The equipment is computerized so that strength and endurance data can be documented and progress easily monitored. Moreover, because on occasion people experience an increase in symptoms when beginning a meaningful exercise program, supervision by knowledgeable professionals is extremely important. In sum, it takes proper equipment, knowledgeable supervision and accurate data collection to maximize the chances of a successful outcome.
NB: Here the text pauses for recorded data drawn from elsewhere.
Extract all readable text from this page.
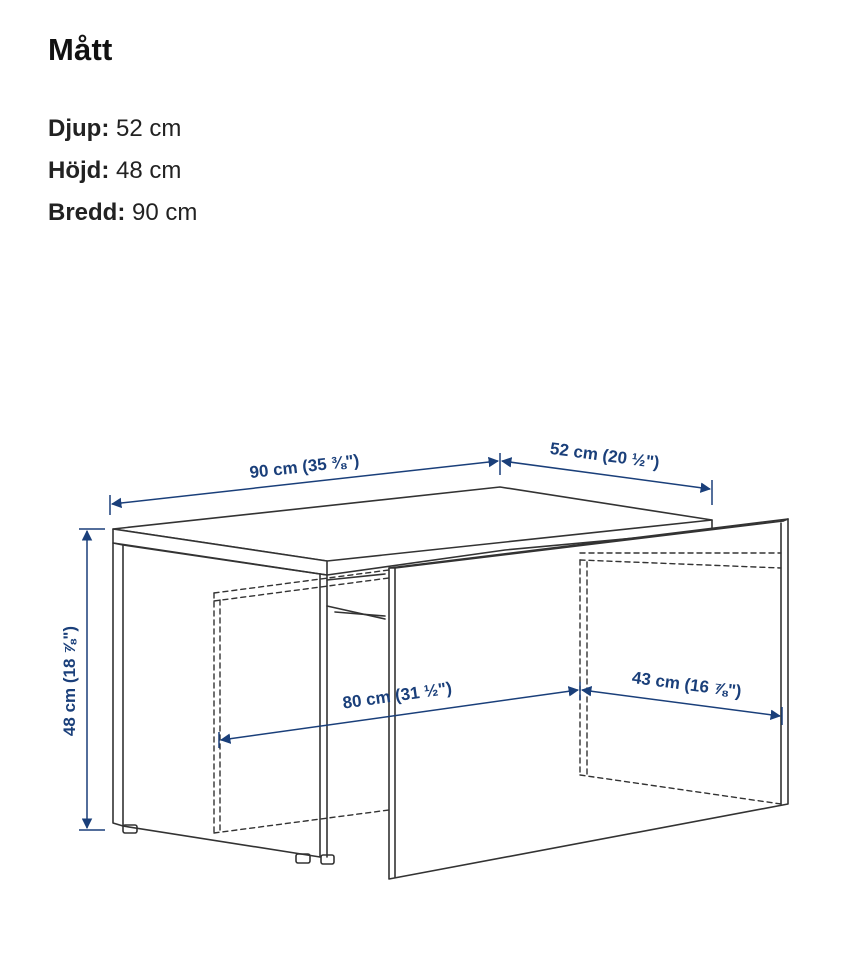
Mått
Djup: 52 cm
Höjd: 48 cm
Bredd: 90 cm
90 cm (35 ⅜")	52 cm (20 ½")
48 cm (18 ⅞")	80 cm (31 ½")	43 cm (16 ⅞")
MRI's, X-rays, and CT scans

xrayPatients often ask if certain MRI, CT, or x-ray findings indicate whether or not they are candidates for intensive exercise. We review these studies in detail but only rarely do we discover imaging findings that contraindicate exercise. In fact, imaging tests often do not reveal the cause of symptoms. Instead, they reveal "anatomical changes" only and do not "light up" the source of pain. Many studies show an almost equal incidence of abnormal imaging findings in people with and without symptoms. For example, so many people without back pain are noted to have a "bulging disk" that such a finding is now considered to be a normal variation.

Pinched Nerve? Sciatica?

In addition, patients often question whether or not arm or leg symptoms are a reason to avoid exercise since they may suggest the presence of a "pinched nerve". In fact, most arm and leg symptoms associated with spine pain cannot be related to nerve irritation. It is possible to sustain an injury to the small ligaments of the lumbar or cervical spine and experience symptoms radiating to the foot or hand respectively. These symptoms generally improve as the back and neck pain improve. But even if you do have a "pinched nerve" (see Disc Syndromes and Sciatica) exercise is still often effective. During your initial exam the M.D. can usually determine whether or not the extremity problems are referred or radicular (due to nerve irritation).